The attention economy stifles social movements with alternative imaginaries that threaten the capitalist world system. State intervention and political surveillance are interconnected; the state can use the data from the attention economy to crack down on dissenters. Nonviolent protests, which become visible, can be stifled online through the power of algorithms and big tech companies. This was visible in the United States during the indigenous-led protest against rerouting the Dakota Access Pipeline (DAPL) near the Standing Rock Sioux Reservation in 2016-17. The #NoDAPL was trending. The state used law enforcement wings to violently intervene and protect the interests of Dakota Access, LLC. Online forums provide live and active spaces for discourse. But to become social movements, they need more. Online discourse doesn’t encourage movements that seriously threaten the current capitalist world system. Those movements are stifled through algorithmic manipulation. Neo-liberal forces integrate with social movements, including the Black Lives Matter Movement, which threatens them becoming successful in the long term. For instance, one can also see the refashioning of Women’s Day, celebrated on 8th March worldwide. Originally coined to mark the socialist history of working women, it has become a neoliberal capitalist appropriation of awarding women free vouchers and tickets. The attention economy overturns social movements into neoliberal appropriations.

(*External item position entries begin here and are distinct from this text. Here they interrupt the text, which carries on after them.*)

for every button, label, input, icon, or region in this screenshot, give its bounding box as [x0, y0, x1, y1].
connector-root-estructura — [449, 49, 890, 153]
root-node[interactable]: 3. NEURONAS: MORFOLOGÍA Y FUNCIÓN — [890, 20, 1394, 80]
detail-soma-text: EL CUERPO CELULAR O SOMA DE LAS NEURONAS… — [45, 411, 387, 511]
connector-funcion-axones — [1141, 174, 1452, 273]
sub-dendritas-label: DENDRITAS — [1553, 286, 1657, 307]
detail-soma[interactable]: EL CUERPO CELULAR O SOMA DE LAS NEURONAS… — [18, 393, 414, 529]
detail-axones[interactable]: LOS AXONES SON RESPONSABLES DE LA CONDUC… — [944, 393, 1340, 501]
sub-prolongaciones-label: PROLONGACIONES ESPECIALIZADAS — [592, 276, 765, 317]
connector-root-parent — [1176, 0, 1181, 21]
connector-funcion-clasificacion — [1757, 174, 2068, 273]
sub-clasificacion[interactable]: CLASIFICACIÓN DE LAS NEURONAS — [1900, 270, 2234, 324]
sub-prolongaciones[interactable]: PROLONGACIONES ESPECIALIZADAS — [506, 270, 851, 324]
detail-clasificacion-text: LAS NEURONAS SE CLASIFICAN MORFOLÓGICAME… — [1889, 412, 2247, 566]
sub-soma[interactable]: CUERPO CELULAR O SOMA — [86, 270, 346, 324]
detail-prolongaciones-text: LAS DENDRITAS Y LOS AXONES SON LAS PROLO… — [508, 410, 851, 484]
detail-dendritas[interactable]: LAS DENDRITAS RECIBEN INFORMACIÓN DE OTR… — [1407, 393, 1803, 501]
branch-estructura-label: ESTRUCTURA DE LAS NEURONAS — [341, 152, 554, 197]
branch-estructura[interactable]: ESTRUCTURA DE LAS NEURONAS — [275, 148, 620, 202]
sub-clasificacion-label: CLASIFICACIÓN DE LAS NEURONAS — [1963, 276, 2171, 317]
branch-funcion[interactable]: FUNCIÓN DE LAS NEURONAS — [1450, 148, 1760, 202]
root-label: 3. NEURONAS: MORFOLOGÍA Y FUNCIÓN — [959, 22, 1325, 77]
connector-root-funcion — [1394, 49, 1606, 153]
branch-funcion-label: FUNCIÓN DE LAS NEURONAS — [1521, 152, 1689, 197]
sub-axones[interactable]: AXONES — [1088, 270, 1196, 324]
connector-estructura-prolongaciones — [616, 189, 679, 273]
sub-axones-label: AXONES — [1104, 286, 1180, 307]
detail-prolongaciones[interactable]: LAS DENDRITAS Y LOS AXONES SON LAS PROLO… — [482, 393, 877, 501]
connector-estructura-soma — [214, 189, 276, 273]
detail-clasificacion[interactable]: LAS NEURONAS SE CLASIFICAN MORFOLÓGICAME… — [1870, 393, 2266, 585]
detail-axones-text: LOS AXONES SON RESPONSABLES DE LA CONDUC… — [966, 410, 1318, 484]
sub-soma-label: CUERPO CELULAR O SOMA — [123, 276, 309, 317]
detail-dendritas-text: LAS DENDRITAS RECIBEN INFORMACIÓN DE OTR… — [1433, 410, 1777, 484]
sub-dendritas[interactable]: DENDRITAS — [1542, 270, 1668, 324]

Bhandari demonstrates how information and communication technologies pose threats to collective and individual flourishing. However, this is not to say that technology is not full of transformative possibilities. What society requires is figuring out how to harness this transformative possibility for collective flourishing rather than trauma. She asserts that healing is praxis. To reclaim authority over one’s own attention is an overt act of resistance in the attention economy. To reclaim authority over one’s own attention is an overt act of resistance in the attention. There is a need to acknowledge that we as a society are terribly addicted and saving ourselves is not possible without reclaiming our attention.
Attention and Alienation’s sociological trajectory of the internet is a timely reminder of how we have become consumed by technology today. This book will be useful to students of Sociology, Media Studies, Digital Studies and Internet Studies for both its theoretical and methodological insights. It is a welcome addition to works on capitalism, surveillance, and technology after Shoshana Zuboff’s The Age of Surveillance Capitalism: The Fight for a Human Future at the New Frontier of Big Power (2019), and Virginia Eubanks’s Automating Inequality: How High-Tech Tools Profile, Police and Punish the Poor (2018).
Rituparna Patgiri teaches Sociology at the Indian Institute of Technology (IIT) Guwahati, Guwahati.